While you do run into pubs and clubs which are too noisy for conversation the same thing is not so common in restaurants. Although, there are restaurants that have very loud music playing, the more classy (read expensive) ones have only subdued, soft music that is a good backdrop to conversation without getting in the way. I know some of these, but I have also been known to ask the management to reduce the volume if I go to the other kind of restaurant. I eat quite often in mall food courts during my India visits anyway.
The thing that drives me up the wall is the incessant hoking! During my recent trip, I had the pleasure(!) of being stuck in many traffic jams (Delhi traffic is off the charts right now!) and people honk for no reason at all. They are all stuck in traffic and everybody is moving as and when they can. But these people would still honk. Seems to me like they are clutching the last dregs of sanity by venting their frustration with their horns. Or they have gone crazy and think that the horn is a video game. I can't decide which!
One thing I thankfully did not run into this trip was a "mata ka jagran" near my house. They play what seems like a fake-bhajans, i.e. songs engineered from latest movie songs with religious words pasted on them. The only "mata" they would remind you of would be Katrina Kaif or Sunny Leone! And volume would be loud enough to rouse the whole neighbourhood, which I think is the idea. It's not limited to any one religion or god though. During Ramzan you can hear the azaan and the call to "sehri" just as loudly.
But coming back to music, it can sometimes be a real nuisance. During one of my India visits I had a young boy in a shop opposite my parental house who liked the song "Main tera boyfriend, tu meri girlfriend, tu mainu kehndi na na na na" a little too much. He put it in a loop and played it at top volume morning, noon, evening, non-stop. Normally, I am a "live and let live" kind of guy but that did get my proverbial goat. Finally, I went there and told him "Dude, change the song or reduce the volume!

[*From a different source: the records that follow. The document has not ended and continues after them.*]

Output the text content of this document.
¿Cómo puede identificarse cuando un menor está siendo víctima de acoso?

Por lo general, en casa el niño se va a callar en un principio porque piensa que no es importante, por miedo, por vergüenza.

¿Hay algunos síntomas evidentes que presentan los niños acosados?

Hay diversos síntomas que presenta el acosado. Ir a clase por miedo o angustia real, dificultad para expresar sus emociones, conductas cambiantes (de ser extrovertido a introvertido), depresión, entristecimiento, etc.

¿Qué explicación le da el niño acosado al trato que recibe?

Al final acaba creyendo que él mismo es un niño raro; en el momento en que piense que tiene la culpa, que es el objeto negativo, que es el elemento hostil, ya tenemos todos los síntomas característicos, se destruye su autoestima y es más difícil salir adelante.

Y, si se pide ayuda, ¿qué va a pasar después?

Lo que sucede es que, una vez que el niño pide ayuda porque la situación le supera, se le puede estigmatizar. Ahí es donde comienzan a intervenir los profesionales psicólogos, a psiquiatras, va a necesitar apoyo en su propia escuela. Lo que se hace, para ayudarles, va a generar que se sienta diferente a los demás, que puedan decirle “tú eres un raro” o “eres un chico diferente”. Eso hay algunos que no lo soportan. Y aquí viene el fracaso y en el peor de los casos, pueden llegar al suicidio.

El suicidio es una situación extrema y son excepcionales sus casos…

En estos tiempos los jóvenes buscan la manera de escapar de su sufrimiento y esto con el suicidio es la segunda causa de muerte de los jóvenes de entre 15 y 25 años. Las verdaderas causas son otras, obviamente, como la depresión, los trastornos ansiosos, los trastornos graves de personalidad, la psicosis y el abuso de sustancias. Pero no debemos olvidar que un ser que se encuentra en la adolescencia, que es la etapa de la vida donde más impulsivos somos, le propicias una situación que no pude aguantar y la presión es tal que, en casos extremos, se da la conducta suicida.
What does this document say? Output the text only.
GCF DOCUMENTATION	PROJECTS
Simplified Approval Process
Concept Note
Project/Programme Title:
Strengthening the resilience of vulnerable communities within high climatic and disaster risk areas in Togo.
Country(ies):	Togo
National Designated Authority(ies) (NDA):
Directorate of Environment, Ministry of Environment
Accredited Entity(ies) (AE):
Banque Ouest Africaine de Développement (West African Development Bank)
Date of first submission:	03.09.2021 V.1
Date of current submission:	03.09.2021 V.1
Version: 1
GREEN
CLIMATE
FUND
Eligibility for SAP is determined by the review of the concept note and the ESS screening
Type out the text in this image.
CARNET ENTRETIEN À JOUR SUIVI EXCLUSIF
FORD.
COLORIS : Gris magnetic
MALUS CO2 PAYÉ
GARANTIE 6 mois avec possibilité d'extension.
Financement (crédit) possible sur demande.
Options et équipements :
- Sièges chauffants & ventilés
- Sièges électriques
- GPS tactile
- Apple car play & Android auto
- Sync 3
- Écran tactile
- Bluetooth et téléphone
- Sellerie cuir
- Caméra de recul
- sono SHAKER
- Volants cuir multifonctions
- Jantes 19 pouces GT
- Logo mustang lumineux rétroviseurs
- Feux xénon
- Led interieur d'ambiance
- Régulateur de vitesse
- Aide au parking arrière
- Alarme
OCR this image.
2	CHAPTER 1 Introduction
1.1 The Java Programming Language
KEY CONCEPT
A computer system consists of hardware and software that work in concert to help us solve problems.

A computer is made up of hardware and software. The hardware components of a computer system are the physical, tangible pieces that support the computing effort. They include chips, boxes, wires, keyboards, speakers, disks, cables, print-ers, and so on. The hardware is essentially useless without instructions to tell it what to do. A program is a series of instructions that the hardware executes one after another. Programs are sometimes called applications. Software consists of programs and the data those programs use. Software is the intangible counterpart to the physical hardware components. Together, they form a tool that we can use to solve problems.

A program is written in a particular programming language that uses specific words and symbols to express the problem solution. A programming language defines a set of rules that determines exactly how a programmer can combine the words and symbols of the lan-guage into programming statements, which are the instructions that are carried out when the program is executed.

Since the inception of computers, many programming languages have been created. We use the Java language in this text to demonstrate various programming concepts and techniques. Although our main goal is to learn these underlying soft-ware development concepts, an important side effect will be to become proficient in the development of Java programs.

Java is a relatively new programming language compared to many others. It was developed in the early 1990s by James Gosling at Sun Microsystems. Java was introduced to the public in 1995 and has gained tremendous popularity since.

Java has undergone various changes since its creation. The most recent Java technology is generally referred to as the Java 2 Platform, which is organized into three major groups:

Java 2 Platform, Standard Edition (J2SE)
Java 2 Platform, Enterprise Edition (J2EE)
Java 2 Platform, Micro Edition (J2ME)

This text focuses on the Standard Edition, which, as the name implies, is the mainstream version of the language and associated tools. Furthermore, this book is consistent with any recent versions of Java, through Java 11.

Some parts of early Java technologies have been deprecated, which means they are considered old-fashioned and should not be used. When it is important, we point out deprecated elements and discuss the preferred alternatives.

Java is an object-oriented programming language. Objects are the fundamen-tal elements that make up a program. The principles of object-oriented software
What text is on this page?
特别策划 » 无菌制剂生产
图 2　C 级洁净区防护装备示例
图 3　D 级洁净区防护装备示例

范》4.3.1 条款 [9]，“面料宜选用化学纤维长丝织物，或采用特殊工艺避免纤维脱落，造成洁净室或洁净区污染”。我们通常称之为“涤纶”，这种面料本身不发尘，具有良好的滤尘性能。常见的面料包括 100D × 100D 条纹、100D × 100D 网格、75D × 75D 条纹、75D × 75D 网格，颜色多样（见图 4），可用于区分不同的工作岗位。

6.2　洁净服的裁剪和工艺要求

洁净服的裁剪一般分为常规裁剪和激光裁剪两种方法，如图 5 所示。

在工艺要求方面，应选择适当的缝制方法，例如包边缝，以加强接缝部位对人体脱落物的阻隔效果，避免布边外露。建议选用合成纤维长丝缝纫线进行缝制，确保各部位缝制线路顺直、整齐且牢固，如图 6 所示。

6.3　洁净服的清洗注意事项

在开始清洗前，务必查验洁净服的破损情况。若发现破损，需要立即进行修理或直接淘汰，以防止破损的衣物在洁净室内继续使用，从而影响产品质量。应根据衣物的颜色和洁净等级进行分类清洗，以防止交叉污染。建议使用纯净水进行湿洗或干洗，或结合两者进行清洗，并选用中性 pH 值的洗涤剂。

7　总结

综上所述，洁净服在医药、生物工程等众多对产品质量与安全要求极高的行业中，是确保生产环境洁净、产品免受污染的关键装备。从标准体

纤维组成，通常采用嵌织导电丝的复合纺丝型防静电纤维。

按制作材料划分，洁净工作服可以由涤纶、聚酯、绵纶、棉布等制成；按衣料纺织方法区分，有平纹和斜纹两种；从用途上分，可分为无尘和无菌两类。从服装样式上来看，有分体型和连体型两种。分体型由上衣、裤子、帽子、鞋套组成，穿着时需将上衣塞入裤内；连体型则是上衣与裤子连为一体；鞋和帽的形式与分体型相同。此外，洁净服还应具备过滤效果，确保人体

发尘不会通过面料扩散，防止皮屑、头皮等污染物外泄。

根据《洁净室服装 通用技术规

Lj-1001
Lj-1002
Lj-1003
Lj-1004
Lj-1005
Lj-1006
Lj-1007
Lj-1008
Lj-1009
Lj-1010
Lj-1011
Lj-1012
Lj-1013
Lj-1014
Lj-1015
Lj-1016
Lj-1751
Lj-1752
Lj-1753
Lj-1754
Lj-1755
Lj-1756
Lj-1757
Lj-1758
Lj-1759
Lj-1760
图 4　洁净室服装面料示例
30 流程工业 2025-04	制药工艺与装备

Or else!" It worked for a while!
You would find the same 5-6 songs playing all over the place - on the radio, in weddings, parties, discos and on TV channels. But new songs have a burnout time of about a month. They get phased out by other equally meaningless, blase songs in due course. Only the most obnoxious, loud and obscene ones would be remembered past 3 months, example Sheila ki jawani and Munni ki badnami.